# Buying a vehicle in Spain but living in Portugal



## portugaldreaming (Jul 10, 2016)

Hi there, 
As some of you might know, the cost of motorhomes in Portugal far exceeds the price in Spain. As a recent settler in Portugal, I am writing to ask about the legalities of buying a vehicle in Spain but living in Portugal. I am aware that you can drive a foreign registered vehicle in Portugal for 6 months.

Also, if a vehicle was purchased in Spain, there is the factor of not actually having an address, though I have friends who permanent residents in Spain, whose address I could use - legal?

Then there is the annual drive to Spain to get the vehicle inspected and so forth - legal?

I would not qualify for importing the vehicle into Portugal as one has to have been a resident in the country of origin for one year. Plus its a nightmare dealing with Portuguese customs.

Thanks for your attention!


----------



## portugaldreaming (Jul 10, 2016)

Well I will answer my own question here!

"An expat is only permitted to purchase a car that is registered in Spain if they have either an official residency permit, proof that they own a home in Spain, documentation that shows that they are officially registered as resident in their town, proof that they are renting a property for a minimum of one year or an NIE number." /SNIP/


----------



## xabiaxica (Jun 23, 2009)

That information isn't quite right.

You do need a NIE to purchase a vehicle, & proof of address.
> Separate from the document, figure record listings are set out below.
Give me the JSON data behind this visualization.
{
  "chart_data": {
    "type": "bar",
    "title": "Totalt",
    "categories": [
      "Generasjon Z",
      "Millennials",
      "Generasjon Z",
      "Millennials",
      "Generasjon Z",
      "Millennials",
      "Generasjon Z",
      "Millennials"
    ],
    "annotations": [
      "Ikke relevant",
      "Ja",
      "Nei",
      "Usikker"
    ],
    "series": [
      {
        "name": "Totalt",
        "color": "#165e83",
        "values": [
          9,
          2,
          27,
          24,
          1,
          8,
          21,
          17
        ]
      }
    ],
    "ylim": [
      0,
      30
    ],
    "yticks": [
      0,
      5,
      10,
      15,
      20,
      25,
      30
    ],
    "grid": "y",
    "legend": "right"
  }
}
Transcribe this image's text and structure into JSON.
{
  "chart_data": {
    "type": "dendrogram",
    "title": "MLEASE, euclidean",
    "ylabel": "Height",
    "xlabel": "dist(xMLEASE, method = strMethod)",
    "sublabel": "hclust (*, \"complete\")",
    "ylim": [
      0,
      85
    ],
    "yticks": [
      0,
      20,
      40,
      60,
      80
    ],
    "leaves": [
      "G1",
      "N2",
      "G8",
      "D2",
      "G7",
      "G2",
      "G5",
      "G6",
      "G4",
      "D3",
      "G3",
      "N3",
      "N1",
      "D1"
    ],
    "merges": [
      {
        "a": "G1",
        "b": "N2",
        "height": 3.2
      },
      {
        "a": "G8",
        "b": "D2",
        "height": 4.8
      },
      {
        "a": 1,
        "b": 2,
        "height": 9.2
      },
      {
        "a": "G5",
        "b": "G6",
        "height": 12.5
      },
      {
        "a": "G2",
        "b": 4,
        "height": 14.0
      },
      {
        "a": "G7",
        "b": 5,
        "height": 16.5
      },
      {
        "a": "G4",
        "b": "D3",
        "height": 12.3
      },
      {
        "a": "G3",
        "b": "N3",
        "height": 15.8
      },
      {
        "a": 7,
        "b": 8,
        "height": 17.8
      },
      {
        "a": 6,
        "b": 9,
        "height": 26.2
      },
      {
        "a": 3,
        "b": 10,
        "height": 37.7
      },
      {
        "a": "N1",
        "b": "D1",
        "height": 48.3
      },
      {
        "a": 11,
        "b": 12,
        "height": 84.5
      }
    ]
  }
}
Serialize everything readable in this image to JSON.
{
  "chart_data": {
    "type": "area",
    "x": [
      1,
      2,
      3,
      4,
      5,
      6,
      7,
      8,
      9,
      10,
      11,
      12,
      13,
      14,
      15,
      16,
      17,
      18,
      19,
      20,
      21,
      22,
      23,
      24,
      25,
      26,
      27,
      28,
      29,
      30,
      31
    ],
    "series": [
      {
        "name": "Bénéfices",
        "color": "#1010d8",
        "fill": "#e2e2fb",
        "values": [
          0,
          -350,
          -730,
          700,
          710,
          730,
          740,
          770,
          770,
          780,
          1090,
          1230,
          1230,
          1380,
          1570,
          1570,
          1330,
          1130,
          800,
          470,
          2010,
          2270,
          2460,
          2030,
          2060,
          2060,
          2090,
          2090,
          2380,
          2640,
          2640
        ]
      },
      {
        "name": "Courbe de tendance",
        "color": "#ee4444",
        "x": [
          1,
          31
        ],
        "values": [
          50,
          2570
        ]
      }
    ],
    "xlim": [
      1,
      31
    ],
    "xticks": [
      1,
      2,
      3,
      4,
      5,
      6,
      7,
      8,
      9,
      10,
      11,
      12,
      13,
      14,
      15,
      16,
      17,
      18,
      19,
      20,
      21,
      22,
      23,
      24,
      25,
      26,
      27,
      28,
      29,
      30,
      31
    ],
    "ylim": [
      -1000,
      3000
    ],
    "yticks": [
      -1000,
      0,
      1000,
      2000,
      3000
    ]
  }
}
The ''documentation that shows that they are officially registered as resident in their town'' is the 'padrón' & you only have that if you live here, whereas non-residents can purchase vehicles.

However driving it to Spain for an annual ITV wouldn't be legal. You should legally import it to Portugal.


----------



## davexf (Jan 26, 2009)

Hola 

Some time ago a friend of mine decided to buy a caravan at the "Camping & Caravanning" show at the NEC. It was manufactured in Germany which is where he collected it. 
The total cost of collecting it with the right documentation, then having it homologated in Spain and finally registering - all that came to more money than buying it in Spain - AND a great deal of time and effort. 

I therefore query if you have really thought this through? If you will be in Portugal for a short period then it depends on where it is to end up and the laws of that country. 

Davexf


----------



## portugaldreaming (Jul 10, 2016)

I was enquiring about Spain on the offchance but responses have confirmed what I suspected.
You can import one car tax free into Portugal but if you have not lived in the previous place for one continuous year, then you cannot get the needed document for Portuguese customs.
So I will probably purchase a Portuguese registered vehicle. You can also use a pro car importer in Portugal and buy a vehicle from Germany, pay the import tax and still works out much cheaper than buying it in Portugal.


----------



## KleenBreeze (Jul 14, 2019)

portugaldreaming said:


> Well I will answer my own question here!
> 
> "An expat is only permitted to purchase a car that is registered in Spain if they have either an official residency permit, proof that they own a home in Spain, documentation that shows that they are officially registered as resident in their town, proof that they are renting a property for a minimum of one year *or an NIE number*." /SNIP/


How difficult is it to get an NIE number? What do you need to qualify?


----------



## snikpoh (Nov 19, 2007)

KleenBreeze said:


> How difficult is it to get an NIE number? What do you need to qualify?


Any one can get an NIE for a variety of reasons and extremely easily - you don't even have to ever step foot in Spain.

Either go to your nearest Spanish consulate or go to an extranjeria in Spain with form EX-15


----------



## KleenBreeze (Jul 14, 2019)

snikpoh said:


> Any one can get an NIE for a variety of reasons and extremely easily - you don't even have to ever step foot in Spain.
> 
> Either go to your nearest Spanish consulate or go to an extranjeria in Spain with form EX-15


seems like a simple solution to very portugesa problem. Thanks for the info....


----------